"Sayang Aku mau segera punya anak. Kamu nggak keberatan, kan? Kita bisa minta cuti dulu untuk kuliahmu selama satu tahun setelah anak kita lahir."
Ucapan Paul menyentak Syafa. Lagi-lagi ia tak bisa menjawab. Apalagi ia memang belum menginginkan hadirnya seorang bayi. Ia masih sangat muda.

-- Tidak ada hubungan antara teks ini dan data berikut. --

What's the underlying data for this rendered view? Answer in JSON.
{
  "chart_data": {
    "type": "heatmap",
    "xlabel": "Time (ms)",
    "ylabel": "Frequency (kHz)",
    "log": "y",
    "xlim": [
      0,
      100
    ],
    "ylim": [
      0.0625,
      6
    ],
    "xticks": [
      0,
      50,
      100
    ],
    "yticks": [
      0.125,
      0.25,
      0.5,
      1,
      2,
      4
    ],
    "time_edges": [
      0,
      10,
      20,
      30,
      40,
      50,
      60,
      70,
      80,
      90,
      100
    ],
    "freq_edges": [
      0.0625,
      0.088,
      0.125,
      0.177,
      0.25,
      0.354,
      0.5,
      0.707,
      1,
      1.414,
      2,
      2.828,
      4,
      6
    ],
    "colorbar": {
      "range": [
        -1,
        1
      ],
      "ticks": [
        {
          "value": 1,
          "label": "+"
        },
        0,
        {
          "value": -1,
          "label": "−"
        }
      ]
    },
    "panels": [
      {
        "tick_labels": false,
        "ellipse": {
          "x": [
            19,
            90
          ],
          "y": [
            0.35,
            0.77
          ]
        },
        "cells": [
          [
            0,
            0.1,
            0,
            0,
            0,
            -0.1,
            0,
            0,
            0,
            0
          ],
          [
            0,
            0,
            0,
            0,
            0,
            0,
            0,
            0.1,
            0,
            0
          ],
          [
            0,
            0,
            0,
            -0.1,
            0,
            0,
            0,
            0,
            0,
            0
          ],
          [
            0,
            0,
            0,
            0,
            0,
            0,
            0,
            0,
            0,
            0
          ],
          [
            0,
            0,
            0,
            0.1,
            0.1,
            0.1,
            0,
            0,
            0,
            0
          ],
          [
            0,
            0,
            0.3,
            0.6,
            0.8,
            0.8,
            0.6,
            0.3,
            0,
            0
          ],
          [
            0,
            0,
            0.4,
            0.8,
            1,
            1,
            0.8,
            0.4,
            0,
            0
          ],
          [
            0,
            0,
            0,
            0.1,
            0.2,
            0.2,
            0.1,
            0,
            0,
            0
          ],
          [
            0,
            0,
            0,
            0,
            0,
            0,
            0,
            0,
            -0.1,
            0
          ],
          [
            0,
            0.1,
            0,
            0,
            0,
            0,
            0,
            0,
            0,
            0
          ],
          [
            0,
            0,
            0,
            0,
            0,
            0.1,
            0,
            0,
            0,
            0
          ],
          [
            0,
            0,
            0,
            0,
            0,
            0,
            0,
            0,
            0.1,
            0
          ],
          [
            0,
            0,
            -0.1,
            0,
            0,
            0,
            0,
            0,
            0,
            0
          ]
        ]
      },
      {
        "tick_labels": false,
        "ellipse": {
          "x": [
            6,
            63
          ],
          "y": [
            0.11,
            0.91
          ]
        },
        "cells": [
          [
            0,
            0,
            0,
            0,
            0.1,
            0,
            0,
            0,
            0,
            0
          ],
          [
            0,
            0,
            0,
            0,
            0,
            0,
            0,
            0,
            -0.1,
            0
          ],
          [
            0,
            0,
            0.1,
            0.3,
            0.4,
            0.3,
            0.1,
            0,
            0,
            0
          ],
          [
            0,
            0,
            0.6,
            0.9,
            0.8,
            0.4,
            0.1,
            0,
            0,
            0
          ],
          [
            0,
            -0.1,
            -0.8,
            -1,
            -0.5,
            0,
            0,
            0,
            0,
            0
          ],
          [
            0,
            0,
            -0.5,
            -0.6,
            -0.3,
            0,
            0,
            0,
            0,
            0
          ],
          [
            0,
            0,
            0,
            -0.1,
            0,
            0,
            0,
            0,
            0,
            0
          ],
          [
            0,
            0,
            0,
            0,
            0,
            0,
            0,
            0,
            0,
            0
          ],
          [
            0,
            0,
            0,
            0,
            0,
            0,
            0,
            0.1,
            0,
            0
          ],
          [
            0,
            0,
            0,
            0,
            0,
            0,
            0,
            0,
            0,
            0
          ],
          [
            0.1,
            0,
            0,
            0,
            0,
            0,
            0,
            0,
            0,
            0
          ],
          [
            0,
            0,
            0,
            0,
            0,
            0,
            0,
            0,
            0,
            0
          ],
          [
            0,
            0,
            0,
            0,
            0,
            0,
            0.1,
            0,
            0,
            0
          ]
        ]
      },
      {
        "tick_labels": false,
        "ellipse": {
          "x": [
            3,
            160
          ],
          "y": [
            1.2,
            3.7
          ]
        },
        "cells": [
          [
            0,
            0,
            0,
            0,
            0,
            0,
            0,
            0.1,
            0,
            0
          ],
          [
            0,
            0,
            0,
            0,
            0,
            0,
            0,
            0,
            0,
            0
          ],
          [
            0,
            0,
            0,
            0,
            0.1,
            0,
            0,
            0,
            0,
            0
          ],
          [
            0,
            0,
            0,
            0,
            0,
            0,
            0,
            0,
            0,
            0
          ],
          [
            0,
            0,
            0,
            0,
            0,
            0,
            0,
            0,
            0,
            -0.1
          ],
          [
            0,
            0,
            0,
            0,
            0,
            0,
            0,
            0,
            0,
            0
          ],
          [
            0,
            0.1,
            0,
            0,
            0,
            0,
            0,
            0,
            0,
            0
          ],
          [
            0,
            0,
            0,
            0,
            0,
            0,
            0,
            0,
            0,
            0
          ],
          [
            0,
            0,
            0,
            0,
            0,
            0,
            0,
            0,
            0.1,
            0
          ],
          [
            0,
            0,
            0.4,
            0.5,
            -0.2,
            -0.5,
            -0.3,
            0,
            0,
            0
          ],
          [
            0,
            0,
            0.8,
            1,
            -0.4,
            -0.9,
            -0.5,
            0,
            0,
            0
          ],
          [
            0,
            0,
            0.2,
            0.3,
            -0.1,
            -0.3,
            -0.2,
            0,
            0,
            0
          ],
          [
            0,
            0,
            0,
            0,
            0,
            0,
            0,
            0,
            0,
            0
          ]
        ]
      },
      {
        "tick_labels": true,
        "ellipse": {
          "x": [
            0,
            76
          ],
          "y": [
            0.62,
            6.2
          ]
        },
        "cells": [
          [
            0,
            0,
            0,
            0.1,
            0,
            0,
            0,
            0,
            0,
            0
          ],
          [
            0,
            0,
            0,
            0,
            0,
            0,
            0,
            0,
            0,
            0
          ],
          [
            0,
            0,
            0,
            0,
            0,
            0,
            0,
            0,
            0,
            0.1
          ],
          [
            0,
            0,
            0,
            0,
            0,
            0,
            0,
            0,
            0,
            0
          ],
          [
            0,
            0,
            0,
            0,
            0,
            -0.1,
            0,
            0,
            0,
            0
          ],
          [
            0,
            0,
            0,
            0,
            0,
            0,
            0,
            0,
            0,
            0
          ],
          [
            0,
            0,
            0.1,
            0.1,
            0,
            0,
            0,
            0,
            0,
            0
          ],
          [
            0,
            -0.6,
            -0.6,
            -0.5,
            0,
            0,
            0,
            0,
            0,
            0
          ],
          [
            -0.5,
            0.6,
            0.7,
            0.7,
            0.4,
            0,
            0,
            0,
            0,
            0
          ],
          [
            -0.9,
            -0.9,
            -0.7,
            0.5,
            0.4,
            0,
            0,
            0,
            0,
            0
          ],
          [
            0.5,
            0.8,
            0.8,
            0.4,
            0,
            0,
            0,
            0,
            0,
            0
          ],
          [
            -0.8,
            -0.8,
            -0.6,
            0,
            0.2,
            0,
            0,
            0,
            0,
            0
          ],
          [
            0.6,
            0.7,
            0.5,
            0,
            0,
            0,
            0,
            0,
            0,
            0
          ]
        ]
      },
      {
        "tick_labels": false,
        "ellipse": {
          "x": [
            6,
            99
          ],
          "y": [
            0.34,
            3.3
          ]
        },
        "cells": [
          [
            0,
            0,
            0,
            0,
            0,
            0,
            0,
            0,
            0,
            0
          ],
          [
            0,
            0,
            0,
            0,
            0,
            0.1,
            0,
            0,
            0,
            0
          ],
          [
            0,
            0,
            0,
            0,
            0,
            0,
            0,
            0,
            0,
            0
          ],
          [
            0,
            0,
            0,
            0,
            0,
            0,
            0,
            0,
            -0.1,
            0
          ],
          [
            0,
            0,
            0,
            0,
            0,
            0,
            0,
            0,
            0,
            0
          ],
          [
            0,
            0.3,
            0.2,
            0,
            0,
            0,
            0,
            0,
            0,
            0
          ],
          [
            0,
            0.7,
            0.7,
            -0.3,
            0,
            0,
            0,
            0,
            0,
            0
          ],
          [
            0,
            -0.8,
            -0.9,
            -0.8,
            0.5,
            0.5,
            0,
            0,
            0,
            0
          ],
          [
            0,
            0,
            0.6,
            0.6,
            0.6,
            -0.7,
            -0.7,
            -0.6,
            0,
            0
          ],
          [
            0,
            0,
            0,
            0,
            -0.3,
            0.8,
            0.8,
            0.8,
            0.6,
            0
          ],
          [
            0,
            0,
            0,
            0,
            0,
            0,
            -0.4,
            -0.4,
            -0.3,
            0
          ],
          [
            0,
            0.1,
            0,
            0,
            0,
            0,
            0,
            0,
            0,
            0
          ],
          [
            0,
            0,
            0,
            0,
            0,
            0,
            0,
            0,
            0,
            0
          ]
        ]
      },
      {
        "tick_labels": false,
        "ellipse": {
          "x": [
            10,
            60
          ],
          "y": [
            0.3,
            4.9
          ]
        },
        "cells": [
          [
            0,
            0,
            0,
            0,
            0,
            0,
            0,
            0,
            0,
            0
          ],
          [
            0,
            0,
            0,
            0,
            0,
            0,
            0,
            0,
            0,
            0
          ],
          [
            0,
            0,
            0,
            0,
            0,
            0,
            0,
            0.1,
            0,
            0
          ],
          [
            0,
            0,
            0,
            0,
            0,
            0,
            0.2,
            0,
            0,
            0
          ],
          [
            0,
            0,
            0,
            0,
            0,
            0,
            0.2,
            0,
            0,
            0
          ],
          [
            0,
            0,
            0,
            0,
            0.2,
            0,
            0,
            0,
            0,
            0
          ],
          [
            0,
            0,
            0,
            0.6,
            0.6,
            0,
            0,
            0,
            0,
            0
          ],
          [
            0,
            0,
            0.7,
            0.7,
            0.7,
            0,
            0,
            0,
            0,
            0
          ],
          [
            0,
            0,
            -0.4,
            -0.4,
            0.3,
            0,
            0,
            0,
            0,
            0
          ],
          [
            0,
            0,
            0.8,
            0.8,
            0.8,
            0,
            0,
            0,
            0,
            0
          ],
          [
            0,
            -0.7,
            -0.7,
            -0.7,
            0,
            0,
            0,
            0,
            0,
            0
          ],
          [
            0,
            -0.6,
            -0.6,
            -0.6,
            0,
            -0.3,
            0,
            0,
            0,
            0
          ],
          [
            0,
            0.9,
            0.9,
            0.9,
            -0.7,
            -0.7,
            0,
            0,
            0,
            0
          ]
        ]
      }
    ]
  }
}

Namun, sanggupkah ia mengabaikan permintaan Paul?
"Kenapa diam, Sya ...?" Paul memandang intens pada Syafa yang tampak gugup.
"Mmm ... nggak apa-apa, Kak. Aku juga mau kok punya anak." Syafa tersenyum lebar. Ia tak mungkin menceritakan keinginan ayahnya agar menunda kehamilannya selama menjadi brand ambasador perusahaan keluarganya nanti.
"Syukurlah. Aku tadi lihat betapa bahagianya Mama saat tahu kalau Maira hamil. Aku juga ingin mama bahagia saat tau kamu hamil, Sayang."
Paul merebahkan tubuhnya di ranjang. Ia merasa sangat lelah akibat ketegangan yang diciptakan Rein tadi pagi.
"Sya, sini ...!" Paul menepuk-nepuk sisi ranjang yang kosong di sebelahnya.